But at long last, archaeologists working in forbidden corners of the Internet have unearthed an ancient and heretofore unknown interview with the game designers, along with some gameplay review. Needless to say, all that follows is unspeakable, not to mention eldritch:
Also, that guy really needs to be in a Star Wars movie, along with this guy:
although apparently in Call of Cthulhu you are not able to whip out a lightsaber and bring the lasery death. Or actually, apparently defend yourself in any way.
One of the fun things about playing Layers of Fear after Skyrim was going from an undead-slaying demigod to an insane painter who walks with a leg brace. It really felt like missing a step on a stair to reach for your trusty mace only to realize you left it in your other game. Although by that point, the ghost was usually eating your face.
Same thing applies in Call of Cthulhu, where your primary weapon is “knowin’ stuff.” I’m happy they’re keeping the RPG dynamic that “knowin’ stuff” about the Mythos also costs you valuable marble space in your head, and that you gradually go crazy as the true horror of the universe unfolds itself.

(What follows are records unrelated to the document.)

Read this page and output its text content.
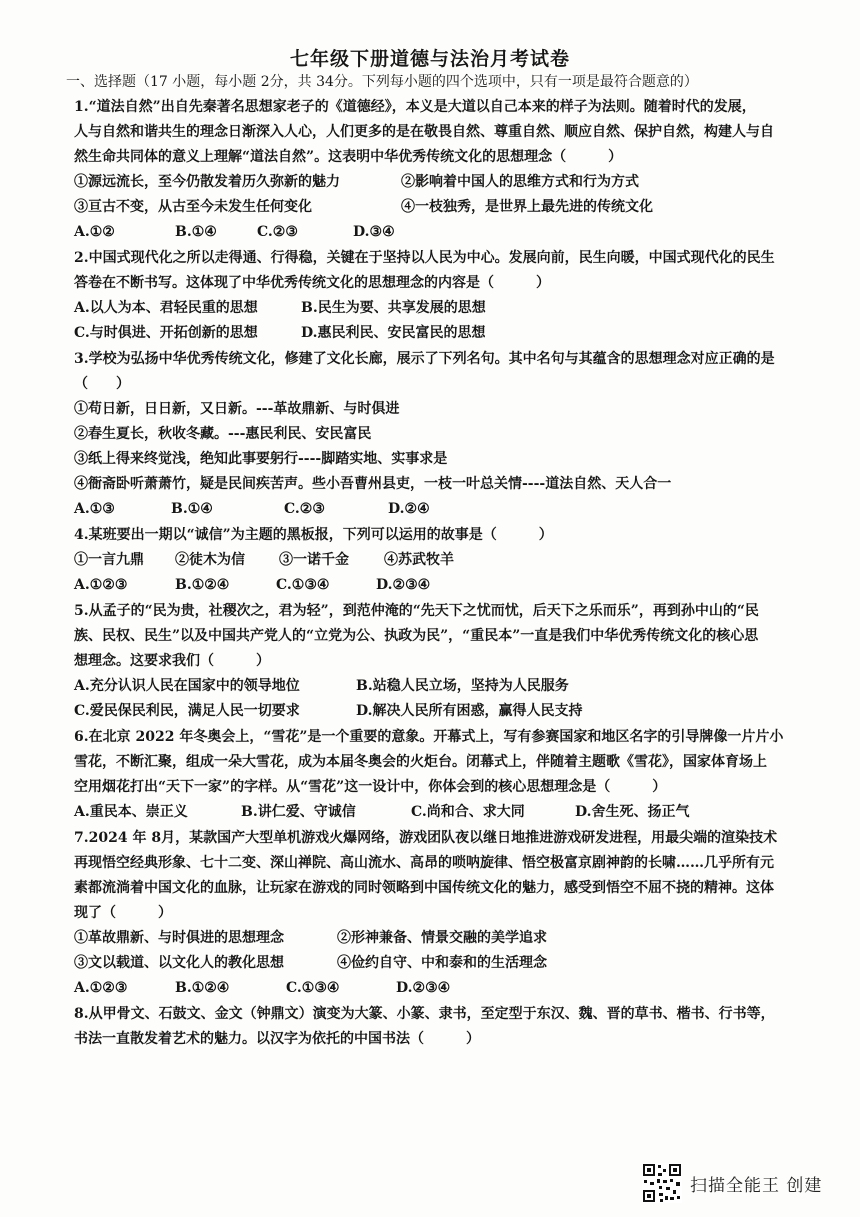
七年级下册道德与法治月考试卷
一、选择题（17 小题，每小题 2分，共 34分。下列每小题的四个选项中，只有一项是最符合题意的）
1.“道法自然”出自先秦著名思想家老子的《道德经》，本义是大道以自己本来的样子为法则。随着时代的发展，
人与自然和谐共生的理念日渐深入人心，人们更多的是在敬畏自然、尊重自然、顺应自然、保护自然，构建人与自
然生命共同体的意义上理解“道法自然”。这表明中华优秀传统文化的思想理念（　　　）
①源远流长，至今仍散发着历久弥新的魅力	②影响着中国人的思维方式和行为方式
③亘古不变，从古至今未发生任何变化	④一枝独秀，是世界上最先进的传统文化
A.①②	B.①④	C.②③	D.③④
2.中国式现代化之所以走得通、行得稳，关键在于坚持以人民为中心。发展向前，民生向暖，中国式现代化的民生
答卷在不断书写。这体现了中华优秀传统文化的思想理念的内容是（　　　）
A.以人为本、君轻民重的思想	B.民生为要、共享发展的思想
C.与时俱进、开拓创新的思想	D.惠民利民、安民富民的思想
3.学校为弘扬中华优秀传统文化，修建了文化长廊，展示了下列名句。其中名句与其蕴含的思想理念对应正确的是
（　　）
①苟日新，日日新，又日新。---革故鼎新、与时俱进
②春生夏长，秋收冬藏。---惠民利民、安民富民
③纸上得来终觉浅，绝知此事要躬行----脚踏实地、实事求是
④衙斋卧听萧萧竹，疑是民间疾苦声。些小吾曹州县吏，一枝一叶总关情----道法自然、天人合一
A.①③	B.①④	C.②③	D.②④
4.某班要出一期以“诚信”为主题的黑板报，下列可以运用的故事是（　　　）
①一言九鼎	②徒木为信	③一诺千金	④苏武牧羊
A.①②③	B.①②④	C.①③④	D.②③④
5.从孟子的“民为贵，社稷次之，君为轻”，到范仲淹的“先天下之忧而忧，后天下之乐而乐”，再到孙中山的“民
族、民权、民生”以及中国共产党人的“立党为公、执政为民”，“重民本”一直是我们中华优秀传统文化的核心思
想理念。这要求我们（　　　）
A.充分认识人民在国家中的领导地位	B.站稳人民立场，坚持为人民服务
C.爱民保民利民，满足人民一切要求	D.解决人民所有困惑，赢得人民支持
6.在北京 2022 年冬奥会上，“雪花”是一个重要的意象。开幕式上，写有参赛国家和地区名字的引导牌像一片片小
雪花，不断汇聚，组成一朵大雪花，成为本届冬奥会的火炬台。闭幕式上，伴随着主题歌《雪花》，国家体育场上
空用烟花打出“天下一家”的字样。从“雪花”这一设计中，你体会到的核心思想理念是（　　　）
A.重民本、崇正义	B.讲仁爱、守诚信	C.尚和合、求大同	D.舍生死、扬正气
7.2024 年 8月，某款国产大型单机游戏火爆网络，游戏团队夜以继日地推进游戏研发进程，用最尖端的渲染技术
再现悟空经典形象、七十二变、深山禅院、高山流水、高昂的唢呐旋律、悟空极富京剧神韵的长啸……几乎所有元
素都流淌着中国文化的血脉，让玩家在游戏的同时领略到中国传统文化的魅力，感受到悟空不屈不挠的精神。这体
现了（　　　）
①革故鼎新、与时俱进的思想理念	②形神兼备、情景交融的美学追求
③文以载道、以文化人的教化思想	④俭约自守、中和泰和的生活理念
A.①②③	B.①②④	C.①③④	D.②③④
8.从甲骨文、石鼓文、金文（钟鼎文）演变为大篆、小篆、隶书，至定型于东汉、魏、晋的草书、楷书、行书等，
书法一直散发着艺术的魅力。以汉字为依托的中国书法（　　　）
扫描全能王 创建
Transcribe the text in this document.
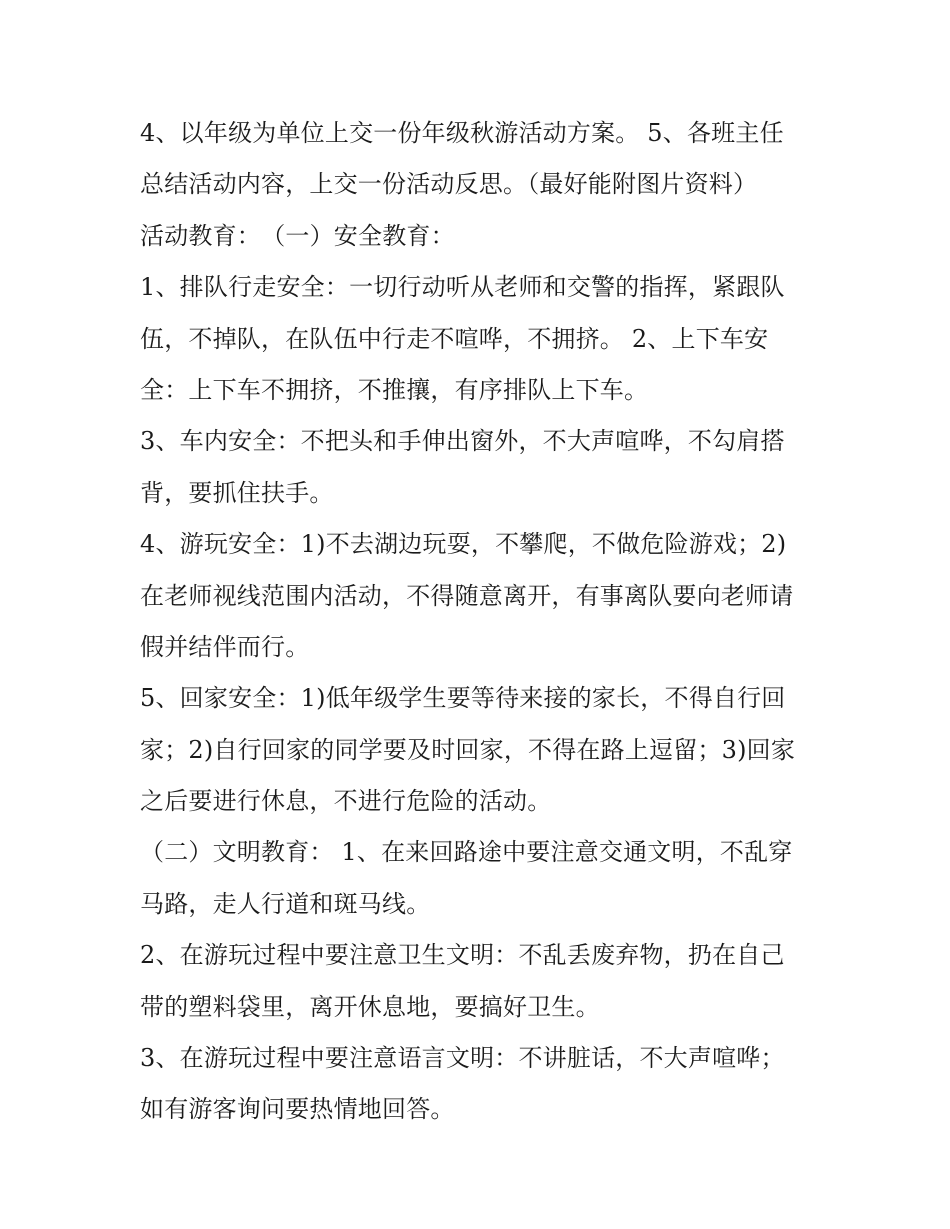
4、以年级为单位上交一份年级秋游活动方案。 5、各班主任
总结活动内容，上交一份活动反思。（最好能附图片资料）
活动教育：　（一）安全教育：
1、排队行走安全：一切行动听从老师和交警的指挥，紧跟队
伍，不掉队，在队伍中行走不喧哗，不拥挤。 2、上下车安
全：上下车不拥挤，不推攘，有序排队上下车。
3、车内安全：不把头和手伸出窗外，不大声喧哗，不勾肩搭
背，要抓住扶手。
4、游玩安全：1)不去湖边玩耍，不攀爬，不做危险游戏；2)
在老师视线范围内活动，不得随意离开，有事离队要向老师请
假并结伴而行。
5、回家安全：1)低年级学生要等待来接的家长，不得自行回
家；2)自行回家的同学要及时回家，不得在路上逗留；3)回家
之后要进行休息，不进行危险的活动。
（二）文明教育： 1、在来回路途中要注意交通文明，不乱穿
马路，走人行道和斑马线。
2、在游玩过程中要注意卫生文明：不乱丢废弃物，扔在自己
带的塑料袋里，离开休息地，要搞好卫生。
3、在游玩过程中要注意语言文明：不讲脏话，不大声喧哗；
如有游客询问要热情地回答。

It will hopefully make a nice tradeoff where you spend the entire game uncertain of how much you can know before going off the deep end, always wanting to turn the next page but afraid of going too far.
Which kind of describes learning physics, actually. I knew HPL was onto something.
The story starts with a mysterious fire –
I knew it. When you absolutely, positively have to kill every eldritch abomination in the room, always go for fire. It’s primal. It’s cleansing. It never actually seems to work, but it does give you some nice treacherous architecture to impale yourself on.
…. a mysterious fire on a foreboding New England island. No, not that one! Probably!
… a mysterious fire that no one seems to want to talk about, until you are hired to determine what, ultimately, happened on that fateful night.
It’s probably safe to assume things go downhill from there.
So don’t make any plans for Autumn, and in the meantime, keep you eyes on the heavens. Watch out for planetary alignments, comet sightings, and most especially orange alligators.